# Better option than dcon d4 10?



## JAX (Jun 2, 2006)

I am thinking about trying a new sub. Budget is cheaper the better but don't want junk. Seen some decent videos of the dcon10. I need smallest box possible so probably sealed. Has to do beter than or equal to my jbl power 1024. 

I am just looking around till I find out if my GTi is coming home and if it's busted or not. 

Sealed box 1 cube or less. 500-800 watts rme.


----------



## ecbmxer (Dec 1, 2010)

I have the same question! I really like the reviews I've seen of these subs, but supposedly better ported. I guess 0.9 ft3 is optimal sealed. Only thing is, you could run an ID10 at 0.5 ft3 and it might be just as good. Still waiting on other opinions, but the price is really good.


----------



## JAX (Jun 2, 2006)

price is really good. that is what caught my eye. I would rather smaller box but 1 cube is not big either. 

I just dont have $200 to spend on one...as this is a want and not a need. lol.


----------



## passtim (Sep 30, 2009)

Hey Mike, not to thread jack, but do u have a good amp repair guy local? One of my 4 channels just went into protect mode and i've troubleshot the best I could to no evail.

Thanks, Tim


----------



## dragonrage (Feb 14, 2007)

Better? Dayton Reference.

SSA = generic motors, parabolic BL... And given that the Dcon is the entry-level one that isn't even anything special for Xmax or power handling, the Dayton can easily match it.


----------



## rexroadj (Oct 31, 2008)

Just gotta be careful with spider sag .................LOL, I had too!!!!!!!!

Seriously though......I have an extra G5 10" only need half a cube sealed 1.3 ported (thats what I just built for my center console It needs a new VC... I think, I havent really looked at it but the replacements can be bough online (whatever config you want....d4 or s4) for around $70 Thats the cool thing about them. You can swap out the cone/vc/etc (all one piece) if there is ever an issue or you want to change the VC configuration.....its a piece of cake!


----------



## JAX (Jun 2, 2006)

rexroadj said:


> Just gotta be careful with spider sag .................LOL, I had too!!!!!!!!
> 
> Seriously though......I have an extra G5 10" only need half a cube sealed 1.3 ported (thats what I just built for my center console It needs a new VC... I think, I havent really looked at it but the replacements can be bough online (whatever config you want....d4 or s4) for around $70 Thats the cool thing about them. You can swap out the cone/vc/etc (all one piece) if there is ever an issue or you want to change the VC configuration.....its a piece of cake!


You know I want a G5. Soon as this other mess is figured out.


----------



## JAX (Jun 2, 2006)

well. I might buy another Dayton HO. its on sale ..had one before.
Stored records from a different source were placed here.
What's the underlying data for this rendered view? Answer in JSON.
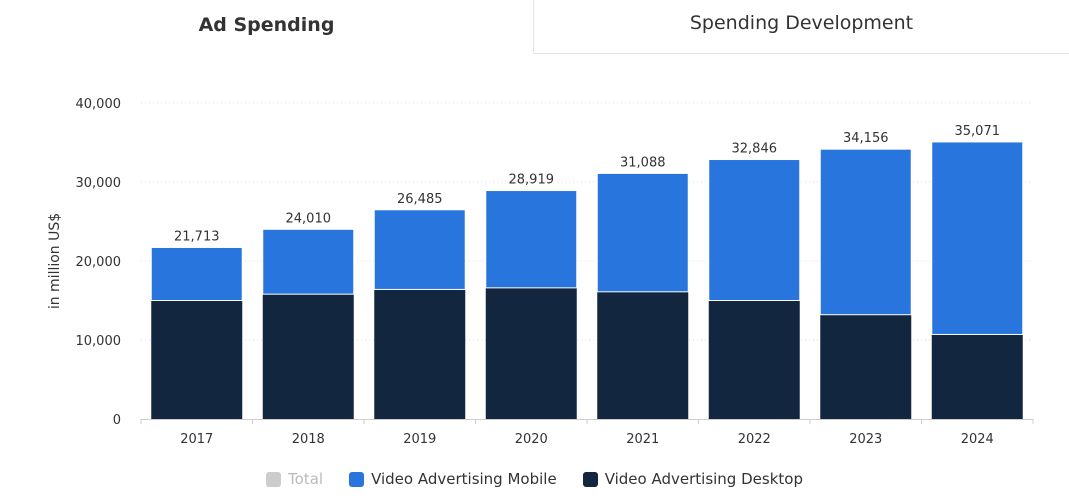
{
  "tabs": {
    "active_label": "Ad Spending",
    "inactive_label": "Spending Development"
  },
  "colors": {
    "mobile": "#2876dd",
    "desktop": "#13263f",
    "total_disabled": "#cccccc",
    "legend_disabled_text": "#bbbbbb"
  },
  "legend": {
    "total": "Total",
    "mobile": "Video Advertising Mobile",
    "desktop": "Video Advertising Desktop"
  },
  "chart_data": {
    "type": "bar",
    "stacked": true,
    "ylabel": "in million US$",
    "ylim": [
      0,
      40000
    ],
    "yticks": [
      0,
      10000,
      20000,
      30000,
      40000
    ],
    "ytick_labels": [
      "0",
      "10,000",
      "20,000",
      "30,000",
      "40,000"
    ],
    "grid": true,
    "legend_position": "bottom",
    "categories": [
      "2017",
      "2018",
      "2019",
      "2020",
      "2021",
      "2022",
      "2023",
      "2024"
    ],
    "series": [
      {
        "name": "Video Advertising Desktop",
        "values": [
          15000,
          15800,
          16400,
          16600,
          16100,
          15000,
          13200,
          10700
        ]
      },
      {
        "name": "Video Advertising Mobile",
        "values": [
          6713,
          8210,
          10085,
          12319,
          14988,
          17846,
          20956,
          24371
        ]
      },
      {
        "name": "Total",
        "values": [
          21713,
          24010,
          26485,
          28919,
          31088,
          32846,
          34156,
          35071
        ]
      }
    ],
    "total_labels": [
      "21,713",
      "24,010",
      "26,485",
      "28,919",
      "31,088",
      "32,846",
      "34,156",
      "35,071"
    ]
  }
}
I didnt get around to running it but it takes a tiny box.

is the Titanic III better than the HO ? 

I see a sub for sale now. anyone way a Boston 10.5lf ?
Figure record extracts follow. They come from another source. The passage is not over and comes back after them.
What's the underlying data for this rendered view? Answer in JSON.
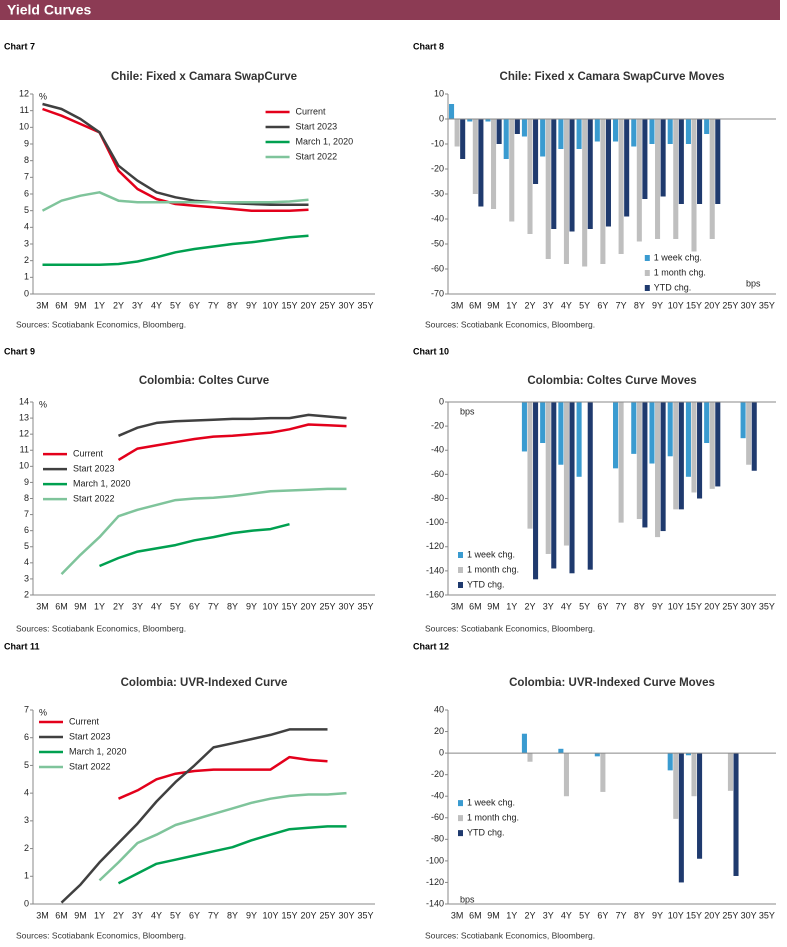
{
  "header": {
    "title": "Yield Curves"
  },
  "chart_data": [
    {
      "label": "Chart 7",
      "type": "line",
      "title": "Chile: Fixed x Camara SwapCurve",
      "y_label": "%",
      "categories": [
        "3M",
        "6M",
        "9M",
        "1Y",
        "2Y",
        "3Y",
        "4Y",
        "5Y",
        "6Y",
        "7Y",
        "8Y",
        "9Y",
        "10Y",
        "15Y",
        "20Y",
        "25Y",
        "30Y",
        "35Y"
      ],
      "series": [
        {
          "name": "Current",
          "color": "#e3001b",
          "values": [
            11.1,
            10.7,
            10.2,
            9.7,
            7.4,
            6.3,
            5.7,
            5.4,
            5.3,
            5.2,
            5.1,
            5.0,
            5.0,
            5.0,
            5.05,
            null,
            null,
            null
          ]
        },
        {
          "name": "Start 2023",
          "color": "#404040",
          "values": [
            11.4,
            11.1,
            10.5,
            9.7,
            7.7,
            6.8,
            6.1,
            5.8,
            5.6,
            5.5,
            5.45,
            5.4,
            5.35,
            5.35,
            5.35,
            null,
            null,
            null
          ]
        },
        {
          "name": "March 1, 2020",
          "color": "#00a050",
          "values": [
            1.75,
            1.75,
            1.75,
            1.75,
            1.8,
            1.95,
            2.2,
            2.5,
            2.7,
            2.85,
            3.0,
            3.1,
            3.25,
            3.4,
            3.5,
            null,
            null,
            null
          ]
        },
        {
          "name": "Start 2022",
          "color": "#7fc49b",
          "values": [
            5.0,
            5.6,
            5.9,
            6.1,
            5.6,
            5.5,
            5.5,
            5.5,
            5.5,
            5.5,
            5.5,
            5.5,
            5.5,
            5.55,
            5.65,
            null,
            null,
            null
          ]
        }
      ],
      "ylim": [
        0,
        12
      ],
      "yticks": [
        0,
        1,
        2,
        3,
        4,
        5,
        6,
        7,
        8,
        9,
        10,
        11,
        12
      ],
      "legend": "upper right",
      "source": "Sources: Scotiabank Economics, Bloomberg."
    },
    {
      "label": "Chart 8",
      "type": "bar",
      "title": "Chile: Fixed x Camara SwapCurve Moves",
      "y_label": "bps",
      "categories": [
        "3M",
        "6M",
        "9M",
        "1Y",
        "2Y",
        "3Y",
        "4Y",
        "5Y",
        "6Y",
        "7Y",
        "8Y",
        "9Y",
        "10Y",
        "15Y",
        "20Y",
        "25Y",
        "30Y",
        "35Y"
      ],
      "series": [
        {
          "name": "1 week chg.",
          "color": "#3a9bd0",
          "values": [
            6,
            -1,
            -1,
            -16,
            -7,
            -15,
            -12,
            -12,
            -9,
            -9,
            -11,
            -10,
            -10,
            -10,
            -6,
            null,
            null,
            null
          ]
        },
        {
          "name": "1 month chg.",
          "color": "#bfbfbf",
          "values": [
            -11,
            -30,
            -36,
            -41,
            -46,
            -56,
            -58,
            -59,
            -58,
            -54,
            -49,
            -48,
            -48,
            -53,
            -48,
            null,
            null,
            null
          ]
        },
        {
          "name": "YTD chg.",
          "color": "#1f3a6e",
          "values": [
            -16,
            -35,
            -10,
            -6,
            -26,
            -44,
            -45,
            -44,
            -43,
            -39,
            -32,
            -31,
            -34,
            -34,
            -34,
            null,
            null,
            null
          ]
        }
      ],
      "ylim": [
        -70,
        10
      ],
      "yticks": [
        -70,
        -60,
        -50,
        -40,
        -30,
        -20,
        -10,
        0,
        10
      ],
      "legend": "lower right",
      "source": "Sources: Scotiabank Economics, Bloomberg."
    },
    {
      "label": "Chart 9",
      "type": "line",
      "title": "Colombia: Coltes Curve",
      "y_label": "%",
      "categories": [
        "3M",
        "6M",
        "9M",
        "1Y",
        "2Y",
        "3Y",
        "4Y",
        "5Y",
        "6Y",
        "7Y",
        "8Y",
        "9Y",
        "10Y",
        "15Y",
        "20Y",
        "25Y",
        "30Y",
        "35Y"
      ],
      "series": [
        {
          "name": "Current",
          "color": "#e3001b",
          "values": [
            null,
            null,
            null,
            null,
            10.4,
            11.1,
            11.3,
            11.5,
            11.7,
            11.85,
            11.9,
            12.0,
            12.1,
            12.3,
            12.6,
            12.55,
            12.5,
            null
          ]
        },
        {
          "name": "Start 2023",
          "color": "#404040",
          "values": [
            null,
            null,
            null,
            null,
            11.9,
            12.4,
            12.7,
            12.8,
            12.85,
            12.9,
            12.95,
            12.95,
            13.0,
            13.0,
            13.2,
            13.1,
            13.0,
            null
          ]
        },
        {
          "name": "March 1, 2020",
          "color": "#00a050",
          "values": [
            null,
            null,
            null,
            3.8,
            4.3,
            4.7,
            4.9,
            5.1,
            5.4,
            5.6,
            5.85,
            6.0,
            6.1,
            6.4,
            null,
            null,
            null,
            null
          ]
        },
        {
          "name": "Start 2022",
          "color": "#7fc49b",
          "values": [
            null,
            3.3,
            4.5,
            5.6,
            6.9,
            7.3,
            7.6,
            7.9,
            8.0,
            8.05,
            8.15,
            8.3,
            8.45,
            8.5,
            8.55,
            8.6,
            8.6,
            null
          ]
        }
      ],
      "ylim": [
        2,
        14
      ],
      "yticks": [
        2,
        3,
        4,
        5,
        6,
        7,
        8,
        9,
        10,
        11,
        12,
        13,
        14
      ],
      "legend": "center left",
      "source": "Sources: Scotiabank Economics, Bloomberg."
    },
    {
      "label": "Chart 10",
      "type": "bar",
      "title": "Colombia: Coltes Curve Moves",
      "y_label": "bps",
      "categories": [
        "3M",
        "6M",
        "9M",
        "1Y",
        "2Y",
        "3Y",
        "4Y",
        "5Y",
        "6Y",
        "7Y",
        "8Y",
        "9Y",
        "10Y",
        "15Y",
        "20Y",
        "25Y",
        "30Y",
        "35Y"
      ],
      "series": [
        {
          "name": "1 week chg.",
          "color": "#3a9bd0",
          "values": [
            null,
            null,
            null,
            null,
            -41,
            -34,
            -52,
            -62,
            null,
            -55,
            -43,
            -51,
            -45,
            -62,
            -34,
            null,
            -30,
            null
          ]
        },
        {
          "name": "1 month chg.",
          "color": "#bfbfbf",
          "values": [
            null,
            null,
            null,
            null,
            -105,
            -126,
            -119,
            null,
            null,
            -100,
            -97,
            -112,
            -89,
            -75,
            -72,
            null,
            -52,
            null
          ]
        },
        {
          "name": "YTD chg.",
          "color": "#1f3a6e",
          "values": [
            null,
            null,
            null,
            null,
            -147,
            -138,
            -142,
            -139,
            null,
            null,
            -104,
            -107,
            -89,
            -80,
            -70,
            null,
            -57,
            null
          ]
        }
      ],
      "ylim": [
        -160,
        0
      ],
      "yticks": [
        -160,
        -140,
        -120,
        -100,
        -80,
        -60,
        -40,
        -20,
        0
      ],
      "legend": "lower left",
      "source": "Sources: Scotiabank Economics, Bloomberg."
    },
    {
      "label": "Chart 11",
      "type": "line",
      "title": "Colombia: UVR-Indexed Curve",
      "y_label": "%",
      "categories": [
        "3M",
        "6M",
        "9M",
        "1Y",
        "2Y",
        "3Y",
        "4Y",
        "5Y",
        "6Y",
        "7Y",
        "8Y",
        "9Y",
        "10Y",
        "15Y",
        "20Y",
        "25Y",
        "30Y",
        "35Y"
      ],
      "series": [
        {
          "name": "Current",
          "color": "#e3001b",
          "values": [
            null,
            null,
            null,
            null,
            3.8,
            4.1,
            4.5,
            4.7,
            4.8,
            4.85,
            4.85,
            4.85,
            4.85,
            5.3,
            5.2,
            5.15,
            null,
            null
          ]
        },
        {
          "name": "Start 2023",
          "color": "#404040",
          "values": [
            null,
            0.05,
            0.7,
            1.5,
            2.2,
            2.9,
            3.7,
            4.4,
            5.0,
            5.65,
            5.8,
            5.95,
            6.1,
            6.3,
            6.3,
            6.3,
            null,
            null
          ]
        },
        {
          "name": "March 1, 2020",
          "color": "#00a050",
          "values": [
            null,
            null,
            null,
            null,
            0.75,
            1.1,
            1.45,
            1.6,
            1.75,
            1.9,
            2.05,
            2.3,
            2.5,
            2.7,
            2.75,
            2.8,
            2.8,
            null
          ]
        },
        {
          "name": "Start 2022",
          "color": "#7fc49b",
          "values": [
            null,
            null,
            null,
            0.85,
            1.5,
            2.2,
            2.5,
            2.85,
            3.05,
            3.25,
            3.45,
            3.65,
            3.8,
            3.9,
            3.95,
            3.95,
            4.0,
            null
          ]
        }
      ],
      "ylim": [
        0,
        7
      ],
      "yticks": [
        0,
        1,
        2,
        3,
        4,
        5,
        6,
        7
      ],
      "legend": "upper left",
      "source": "Sources: Scotiabank Economics, Bloomberg."
    },
    {
      "label": "Chart 12",
      "type": "bar",
      "title": "Colombia: UVR-Indexed Curve Moves",
      "y_label": "bps",
      "categories": [
        "3M",
        "6M",
        "9M",
        "1Y",
        "2Y",
        "3Y",
        "4Y",
        "5Y",
        "6Y",
        "7Y",
        "8Y",
        "9Y",
        "10Y",
        "15Y",
        "20Y",
        "25Y",
        "30Y",
        "35Y"
      ],
      "series": [
        {
          "name": "1 week chg.",
          "color": "#3a9bd0",
          "values": [
            null,
            null,
            null,
            null,
            18,
            null,
            4,
            null,
            -3,
            null,
            null,
            null,
            -16,
            -2,
            null,
            null,
            null,
            null
          ]
        },
        {
          "name": "1 month chg.",
          "color": "#bfbfbf",
          "values": [
            null,
            null,
            null,
            null,
            -8,
            null,
            -40,
            null,
            -36,
            null,
            null,
            null,
            -61,
            -40,
            null,
            -35,
            null,
            null
          ]
        },
        {
          "name": "YTD chg.",
          "color": "#1f3a6e",
          "values": [
            null,
            null,
            null,
            null,
            null,
            null,
            null,
            null,
            null,
            null,
            null,
            null,
            -120,
            -98,
            null,
            -114,
            null,
            null
          ]
        }
      ],
      "ylim": [
        -140,
        40
      ],
      "yticks": [
        -140,
        -120,
        -100,
        -80,
        -60,
        -40,
        -20,
        0,
        20,
        40
      ],
      "legend": "center left",
      "source": "Sources: Scotiabank Economics, Bloomberg."
    }
  ]
}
 10 INCH SUBWOOFERS | Parts-Express.com


----------



## RyanM923 (May 12, 2007)

The HO and HF are very nice woofers, especially for the price.


----------



## JAX (Jun 2, 2006)

I almost pulled the trigger on the HO but I need to see if I can make what I have work.. I am sure I can just have to make a proper box for it . I know its good enough.


----------



## Streetbeat Customz (Mar 19, 2011)

Check out the Incriminator Audio Lethal Injections!


----------